~Jリーグアジア戦略のこれまでの10年を振り返り、未来を展望する特集企画~東南アジアのスター選手を次々と獲得、観光面でもホームタウンに寄与~北海道コンサドーレ札幌(前編)~
■北海道を豊かにするために
Jリーグが2012年にアジア戦略をスタートする以前から北海道コンサドーレ札幌はアジアに目を向けていた。2010年、当時は強化部長だった三上 大勝代表取締役GMが役員会で、東南アジアをターゲットにしたマーケティング戦略の必要性とその意味合いの深さを説いた。
「コンサドーレは何のために存在するのか。単にプロサッカーの興業をするためではない。北海道、道民を豊かにするためにある。サッカーはそのツールに過ぎない。アジアでの事業を進めることでコンサドーレは経済面で北海道に貢献できる」
三上代表の考えは明確だった。日本の経済界は経済成長が著しいASEANマーケットをにらみ、アジアでの事業拡大を図る企業が増えていた。たとえば、コンサドーレのパートナー企業であるサッポロビールは2011年にベトナム工場を築き、ベトナム市場に本格的に進出した。
サッカーはそのASEANの人々を熱狂させる人気スポーツであり、国民への強力な発信力、影響力を持つ。サッカーを活用すれば北海道、札幌市の認知度と親近感のアップとともに、道内企業にメリットをもたらせる。それに伴いクラブは新規パートナー獲得、アジアからの誘客を見込める。
三上代表はそう主張した。だが、アジア事業を始めたいという提案は受け入れられなかった。2010年度にJ2にいたコンサドーレの営業収益は11億円にとどまっていた(2021年度は34億円弱)。クラブ幹部の意見は「まだアジア事業に取り組む余裕はない」が大半を占めた。
しかし、流れが変わる。2012年にJリーグがアジア戦略室を設け、ASEAN各国のリーグと提携協定を結びながら、各クラブにアジア事業への着手を勧めた。三上代表は何とかクラブの承諾を得て、リーグのアジア戦略担当者とベトナムへ視察に向かった。そこで、あらためて東南アジアのサッカー熱とサッカー選手のステータスの高さを感じ、アジア事業に打って出たいという思いを強くした。
流れはさらに良くなる。2013年、新社長に就任した野々村 芳和氏(現Jリーグチェアマン)がすぐにアジア戦略への理解を示し、ゴーサインを出した。三上代表はASEANのスター選手を獲得することから始める。
■「ベトナムの英雄」を獲得
「日本人選手が欧州のクラブに移籍すると、日本人はその選手がプレーする町を知る。カズさん(三浦 知良)がイタリアのジェノアでプレーするようになって、私はその町を知ったし、行ってみたいと思う人がたくさんいた。ASEANのスター選手を獲得すれば、その国の人たちと北海道、札幌の心理的な距離が縮まる」
獲得するならベトナムのFWレコンビンと早くから決めていた。ベトナム代表で85試合出場、51得点の実績を誇り、「ベトナムの英雄」とうたわれた。幸い、本人が日本でのプレーを望み、2013年7月、ソンラム・ゲアンからの期限付き移籍で東南アジア出身では初のJリーガーとなった。

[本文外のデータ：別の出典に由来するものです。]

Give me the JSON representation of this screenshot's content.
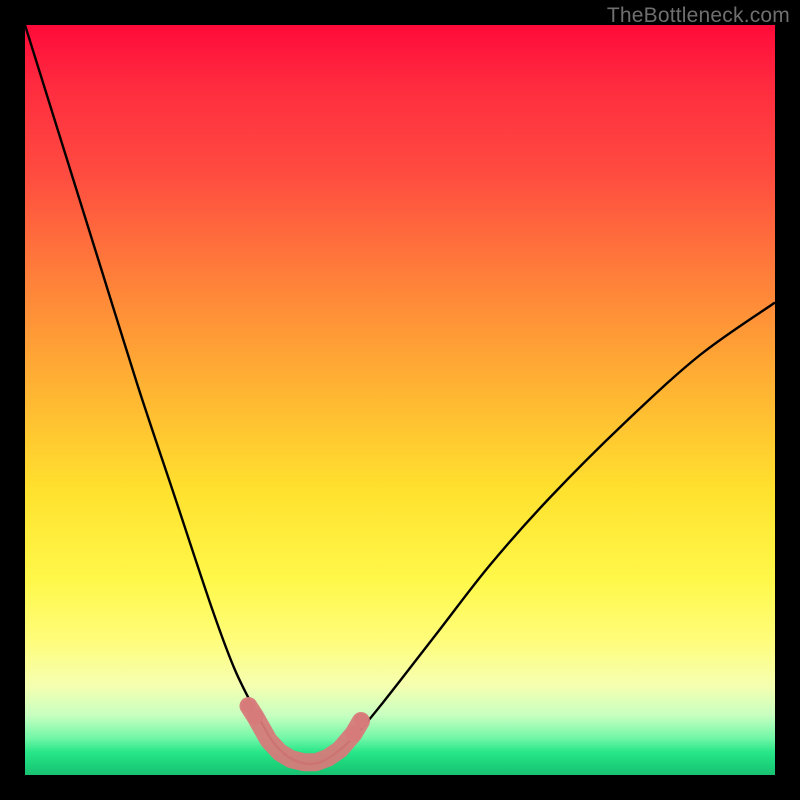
{
  "watermark": {
    "text": "TheBottleneck.com"
  },
  "colors": {
    "curve": "#000000",
    "marker_fill": "#d77a7a",
    "marker_stroke": "#b85a5a",
    "frame": "#000000"
  },
  "chart_data": {
    "type": "line",
    "title": "",
    "xlabel": "",
    "ylabel": "",
    "xlim": [
      0,
      100
    ],
    "ylim": [
      0,
      100
    ],
    "grid": false,
    "legend": false,
    "series": [
      {
        "name": "bottleneck-curve",
        "x": [
          0,
          5,
          10,
          15,
          20,
          25,
          28,
          31,
          33,
          35,
          37,
          39,
          41,
          44,
          48,
          55,
          62,
          70,
          80,
          90,
          100
        ],
        "y": [
          100,
          84,
          68,
          52,
          37,
          22,
          14,
          8,
          4.5,
          2.5,
          1.6,
          1.6,
          2.6,
          5.2,
          10,
          19,
          28,
          37,
          47,
          56,
          63
        ]
      }
    ],
    "markers": {
      "name": "highlight-points",
      "x": [
        29.8,
        30.7,
        32.5,
        34.0,
        35.5,
        37.2,
        38.8,
        40.4,
        42.0,
        43.8,
        44.8
      ],
      "y": [
        9.2,
        7.8,
        4.6,
        3.0,
        2.1,
        1.7,
        1.7,
        2.3,
        3.4,
        5.5,
        7.2
      ]
    }
  }
}
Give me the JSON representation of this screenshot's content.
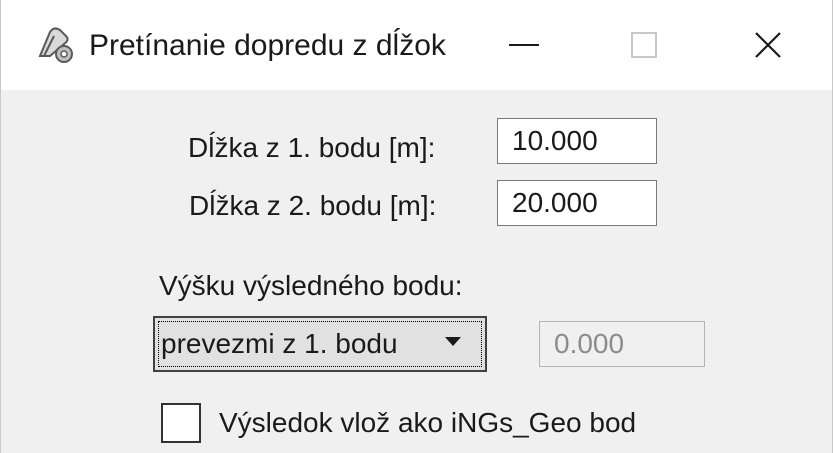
{
  "window": {
    "title": "Pretínanie dopredu z dĺžok",
    "app_icon": "compass-tool-icon",
    "controls": [
      "minimize-icon",
      "maximize-icon",
      "close-icon"
    ]
  },
  "form": {
    "length1_label": "Dĺžka  z  1. bodu [m]:",
    "length1_value": "10.000",
    "length2_label": "Dĺžka  z  2. bodu [m]:",
    "length2_value": "20.000",
    "height_label": "Výšku výsledného bodu:",
    "height_source_selected": "prevezmi z 1. bodu",
    "height_value": "0.000",
    "insert_checkbox_label": "Výsledok vlož ako iNGs_Geo bod",
    "insert_checkbox_checked": false
  }
}
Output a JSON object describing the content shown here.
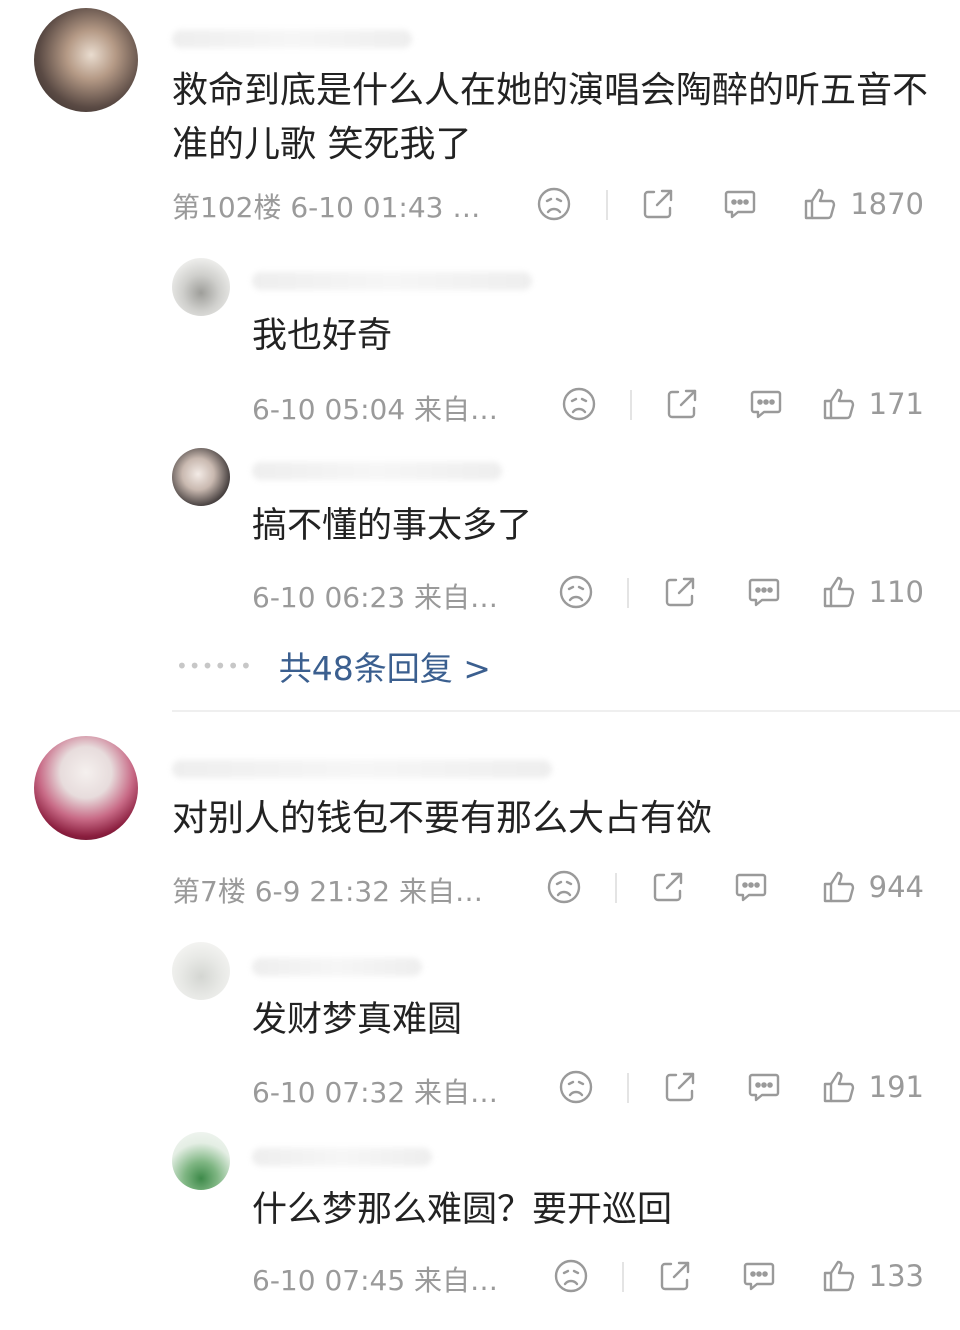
{
  "comments": [
    {
      "text": "救命到底是什么人在她的演唱会陶醉的听五音不准的儿歌 笑死我了",
      "meta": "第102楼 6-10 01:43 …",
      "likes": "1870",
      "replies": [
        {
          "text": "我也好奇",
          "meta": "6-10 05:04 来自…",
          "likes": "171"
        },
        {
          "text": "搞不懂的事太多了",
          "meta": "6-10 06:23 来自…",
          "likes": "110"
        }
      ],
      "more_replies": "共48条回复 >"
    },
    {
      "text": "对别人的钱包不要有那么大占有欲",
      "meta": "第7楼 6-9 21:32 来自…",
      "likes": "944",
      "replies": [
        {
          "text": "发财梦真难圆",
          "meta": "6-10 07:32 来自…",
          "likes": "191"
        },
        {
          "text": "什么梦那么难圆？要开巡回",
          "meta": "6-10 07:45 来自…",
          "likes": "133"
        }
      ]
    }
  ],
  "icons": {
    "dislike": "sad-face-icon",
    "share": "share-icon",
    "reply": "comment-icon",
    "like": "thumbs-up-icon"
  },
  "colors": {
    "text": "#222222",
    "meta": "#9a9a9a",
    "link": "#3b5f8f"
  }
}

レコンビンの加入を契機にコンサドーレは、東南アジアでの事業を強化している住友商事とパートナー契約に至った。同社はスタジアムにベトナム語の看板を掲出した。
残念ながらレコンビンのコンサドーレ在籍は半年で終わった(J1で9試合2得点、天皇杯で2試合2得点)。「選手の買い取りオプションを付けるとか、期限付き移籍の期限切れ後のことを事前に相手クラブと定めておくべきだった。そうしておかないと、様々な面でのポテンシャルを十分に生かせない」。三上代表は課題を突きつけられた。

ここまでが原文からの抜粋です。